I’m going for it! I’m gonna need a lotta new synapses…
How odd to be gearing up for school again - me going to school I mean! Getting all the necessary ducks in a row, and ordering books – the psych book alone was 155.00 – this seems ridiculous to me! I had thought professors would be more cognizant of the amount students have to spend on books and consider a cheaper edition, but this is perhaps not the case…or perhaps not possible.
But still, I am looking forward to that class, though it is an online class, my first, and I am sure I will miss the “face to face” as dear Ann in VT calls it. But the idea that I will be able to arrange my involvement with the class to suit my schedule is tempting, I must admit.
I am most looking forward to the text analysis class, as I find that sort of thing fascinating. And the Directing workshop, which is not only for the MAT students, but is geared toward directing high school students. And ok, the process drama class, which has a component in the schools and will surely give me ideas for how to reach and teach children of all differnt ages in a way that does not have as its purpose any sort of performance stress at all.
Ok, I admit it. I can’t wait. My brain is raring to go and I can’t wait to get back to using it.
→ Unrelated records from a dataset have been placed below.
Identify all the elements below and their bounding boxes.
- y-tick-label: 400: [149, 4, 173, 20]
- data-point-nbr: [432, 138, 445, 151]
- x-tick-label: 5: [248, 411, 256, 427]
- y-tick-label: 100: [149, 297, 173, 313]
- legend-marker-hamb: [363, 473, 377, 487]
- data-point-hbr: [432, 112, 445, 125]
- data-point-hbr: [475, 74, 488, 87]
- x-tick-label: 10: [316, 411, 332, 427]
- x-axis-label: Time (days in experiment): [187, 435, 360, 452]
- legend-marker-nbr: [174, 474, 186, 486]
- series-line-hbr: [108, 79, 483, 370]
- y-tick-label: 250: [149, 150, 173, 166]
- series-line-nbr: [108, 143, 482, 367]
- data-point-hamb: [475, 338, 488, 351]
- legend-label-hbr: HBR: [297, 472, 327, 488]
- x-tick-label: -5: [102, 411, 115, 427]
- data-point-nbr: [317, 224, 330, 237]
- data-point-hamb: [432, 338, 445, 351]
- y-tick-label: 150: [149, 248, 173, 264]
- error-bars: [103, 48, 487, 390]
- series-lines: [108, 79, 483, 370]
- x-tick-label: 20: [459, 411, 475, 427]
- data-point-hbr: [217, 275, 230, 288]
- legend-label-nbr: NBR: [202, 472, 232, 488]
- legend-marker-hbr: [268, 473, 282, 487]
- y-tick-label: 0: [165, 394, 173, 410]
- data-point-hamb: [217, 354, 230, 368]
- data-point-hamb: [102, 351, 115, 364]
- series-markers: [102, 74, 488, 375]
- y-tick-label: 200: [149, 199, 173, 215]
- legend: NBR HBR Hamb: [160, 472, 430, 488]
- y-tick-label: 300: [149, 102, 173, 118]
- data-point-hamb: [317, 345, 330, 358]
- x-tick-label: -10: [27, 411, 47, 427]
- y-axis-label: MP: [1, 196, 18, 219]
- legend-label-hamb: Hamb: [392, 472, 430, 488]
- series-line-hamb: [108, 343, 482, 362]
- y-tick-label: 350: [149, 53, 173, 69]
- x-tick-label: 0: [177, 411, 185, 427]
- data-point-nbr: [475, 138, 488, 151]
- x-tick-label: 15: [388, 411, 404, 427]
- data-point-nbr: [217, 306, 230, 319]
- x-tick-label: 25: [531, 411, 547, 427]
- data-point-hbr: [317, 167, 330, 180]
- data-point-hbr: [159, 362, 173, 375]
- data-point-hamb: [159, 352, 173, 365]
I have been on vacation far too long.
Yesterday I had the delightful experience of watching the USC Opera Experience for kids and their original performance: Fred the Bull! It was based on the wonderful story by Munro Leaf: The Story of Ferdinand. One of my absolute all time favorite children’s books.
The director of the program started out the experience that evening by telling us that the children met for the first time that Monday morning. the book was read to them in english and then in italian. Next they began brainstorming and came up with a story of their own that was close in theme and concept – there were cows and bulls – but pretty much the original story had taken on a modern twist. Smoothies figured in the new creation quite significantly. It was delightful.
There were only 6 children in the little production, but the director told the audience that there were fully 15 professionals – professors, choreographers, accompanists, etc. – supporting the young students. This was music to my ears, as I am all about surrounding the children with as many professionals as possible in order that they may learn not only the caliber of work important for a quality learning experience, but build their self esteem as it becomes clear to them that what they are doing is fully worthy of the attention of such experts.
The show was short – only 10 minutes – but start to finishh it was child-led, and professionally supported.
I was enchanted.
Conceived and choreographed by Doug Elkins
Directed by Barbara Karger and Michael Preston, both professors at Hartford’s Trinity College
Modern dance piece performed to the soundtrack from Rodgers & Hammerstein’s movie ”The Sound of Music.” Lots of humor, puppets, clever costumes and props like sheets becoming Austrian mountains bring the classic to life amidst dance interpretations of the songs (where Maria or other female characters often are danced by males).
I had heard tht the Sound of Music was becoming a campy favorite, and I wonder if this is one of the reselts from that. Seems odd to me, though I am sure it would be very intersting to watch. I also wonder if the mainstream audience would get it, and if so, if they would appreciate the humor, or be offended, or be oblivious.
I am embarrassed to say that for the most part, modern dance leaves me cold. Probably a sign of a lack of sophistication on my part!
I never liked theatre of the absurd either.